From the employer – how is this person going to be when they come back – what training is needed, all based around fear  on both sides.

  1. How did the pandemic affect the organisation. Are there any positives that you can take from this period?

When the pandemic first hit – I was at every event going in the country, but then it forced to sit and figure out how everyone will have to come back to work. I set a programme for back to work, supporting organisations to come back. Circling back to case study in 2021 is run service online, this enabled me to deliver the service nationwide and be able to attend webinars and meet people from all over the world. I’ve accessed resources from throughout the world and in Ireland as well which will be hugely beneficial to the company in the future.

  1. What were some of the highlights of 2021?

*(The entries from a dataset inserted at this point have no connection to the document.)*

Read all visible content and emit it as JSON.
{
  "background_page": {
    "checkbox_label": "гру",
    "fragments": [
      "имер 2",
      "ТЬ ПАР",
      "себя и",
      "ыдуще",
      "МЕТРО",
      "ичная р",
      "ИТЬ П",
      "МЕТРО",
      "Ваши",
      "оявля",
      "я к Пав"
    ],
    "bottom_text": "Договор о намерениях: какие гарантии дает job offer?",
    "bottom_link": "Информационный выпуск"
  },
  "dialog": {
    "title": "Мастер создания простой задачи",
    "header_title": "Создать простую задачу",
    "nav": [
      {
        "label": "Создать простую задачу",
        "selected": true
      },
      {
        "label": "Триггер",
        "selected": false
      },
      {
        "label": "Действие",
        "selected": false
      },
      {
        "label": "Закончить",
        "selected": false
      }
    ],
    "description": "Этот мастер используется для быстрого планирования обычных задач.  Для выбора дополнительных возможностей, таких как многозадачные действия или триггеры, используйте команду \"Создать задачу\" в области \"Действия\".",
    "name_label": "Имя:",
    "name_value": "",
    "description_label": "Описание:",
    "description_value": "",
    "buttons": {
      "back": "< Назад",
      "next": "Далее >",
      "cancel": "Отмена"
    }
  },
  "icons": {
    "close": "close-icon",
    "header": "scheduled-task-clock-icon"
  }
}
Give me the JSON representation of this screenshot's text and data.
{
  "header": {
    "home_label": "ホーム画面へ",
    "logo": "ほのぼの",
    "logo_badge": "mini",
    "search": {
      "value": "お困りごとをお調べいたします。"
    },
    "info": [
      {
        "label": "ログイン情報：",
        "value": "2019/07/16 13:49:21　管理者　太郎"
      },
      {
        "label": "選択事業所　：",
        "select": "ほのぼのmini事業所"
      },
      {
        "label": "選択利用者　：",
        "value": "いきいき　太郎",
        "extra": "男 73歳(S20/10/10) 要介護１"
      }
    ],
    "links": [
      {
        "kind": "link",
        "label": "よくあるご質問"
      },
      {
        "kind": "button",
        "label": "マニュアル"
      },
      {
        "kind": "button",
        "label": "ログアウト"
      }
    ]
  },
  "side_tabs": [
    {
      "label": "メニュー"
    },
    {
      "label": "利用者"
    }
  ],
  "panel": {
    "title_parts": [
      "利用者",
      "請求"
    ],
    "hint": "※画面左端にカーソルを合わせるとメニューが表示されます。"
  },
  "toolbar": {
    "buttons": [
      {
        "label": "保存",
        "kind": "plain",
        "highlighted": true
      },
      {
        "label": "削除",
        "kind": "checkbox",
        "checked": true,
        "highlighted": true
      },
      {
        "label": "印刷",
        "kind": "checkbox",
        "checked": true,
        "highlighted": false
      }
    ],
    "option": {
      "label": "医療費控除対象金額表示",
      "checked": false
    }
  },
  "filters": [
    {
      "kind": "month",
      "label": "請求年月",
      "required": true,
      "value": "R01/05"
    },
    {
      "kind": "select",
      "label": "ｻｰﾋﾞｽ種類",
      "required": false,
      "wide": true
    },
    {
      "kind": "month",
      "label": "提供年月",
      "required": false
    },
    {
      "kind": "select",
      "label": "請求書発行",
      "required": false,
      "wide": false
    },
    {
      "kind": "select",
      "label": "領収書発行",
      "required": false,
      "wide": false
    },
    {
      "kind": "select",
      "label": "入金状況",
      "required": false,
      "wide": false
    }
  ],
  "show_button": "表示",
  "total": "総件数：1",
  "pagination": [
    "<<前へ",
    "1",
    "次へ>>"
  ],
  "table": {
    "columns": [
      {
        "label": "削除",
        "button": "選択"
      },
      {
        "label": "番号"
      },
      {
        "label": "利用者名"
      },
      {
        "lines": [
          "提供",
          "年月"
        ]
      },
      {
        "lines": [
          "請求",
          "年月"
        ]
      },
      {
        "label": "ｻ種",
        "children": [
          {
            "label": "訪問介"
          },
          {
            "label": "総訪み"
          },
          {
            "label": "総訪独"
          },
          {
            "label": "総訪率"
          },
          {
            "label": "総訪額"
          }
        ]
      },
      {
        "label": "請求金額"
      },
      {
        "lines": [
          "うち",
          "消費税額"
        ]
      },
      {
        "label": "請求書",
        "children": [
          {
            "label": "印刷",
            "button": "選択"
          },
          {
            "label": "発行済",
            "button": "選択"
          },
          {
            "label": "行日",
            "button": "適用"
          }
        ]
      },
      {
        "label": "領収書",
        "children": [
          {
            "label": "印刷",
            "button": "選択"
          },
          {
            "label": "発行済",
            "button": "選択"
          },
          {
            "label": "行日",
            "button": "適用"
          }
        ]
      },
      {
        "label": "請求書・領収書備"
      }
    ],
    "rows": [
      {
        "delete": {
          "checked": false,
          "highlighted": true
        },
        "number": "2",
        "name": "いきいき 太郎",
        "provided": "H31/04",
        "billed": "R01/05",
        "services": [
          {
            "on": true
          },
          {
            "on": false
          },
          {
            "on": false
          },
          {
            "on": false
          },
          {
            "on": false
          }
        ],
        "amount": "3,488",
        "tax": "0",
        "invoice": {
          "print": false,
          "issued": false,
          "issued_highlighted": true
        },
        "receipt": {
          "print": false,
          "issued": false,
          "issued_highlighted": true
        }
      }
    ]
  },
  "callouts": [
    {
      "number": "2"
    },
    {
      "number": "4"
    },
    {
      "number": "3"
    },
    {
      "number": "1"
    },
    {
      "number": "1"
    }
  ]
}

In mid December I was invited to sign the Diversity Charter for Ireland, which is a Diversity Charter Ireland is a network of signatory organisations, a community of diversity and inclusion practitioners, seeking to build best practice in promoting diversity, equality and inclusion in their workplaces. I was shortlisted for Galway Chamber business awards in their accessibility diversity and inclusion awards. Accredited with an all star from the all star accreditation, coordinator for Vocational Rehabilitation Association Irish Network – recognition for contribution for 2021. We’ve taken on new clients, training etc. On the whole it’s been a very positive year.

  1. 3 Tips for creating a business
  1. Anyone who is inspired and feels the need for the business, go for it. I sat for a while thinking about it for so long because I was afraid that it wouldn’t be successful, but I’m so glad I did it. 
  2. Talk to someone in the area, develop your network before launching.
  3. Get help – so many supports, having support once you get pass setting it up is essential. The loneliness you feel as an entrepreneur is huge, so get a network, apply for group programmes 
  1. Are there any other programmes or organisations in Diversity and Inclusion in Ireland that you are a fan of? 

Diversity Charter Ireland – one of 26 charters within the EU.

AsIAm – great organisation 

Lots of other companies in LGBT. Lots of companies needed to recover from Covid-19 and get coaching

Others depends on their disability and where they are in terms of their entrepreneurial journey.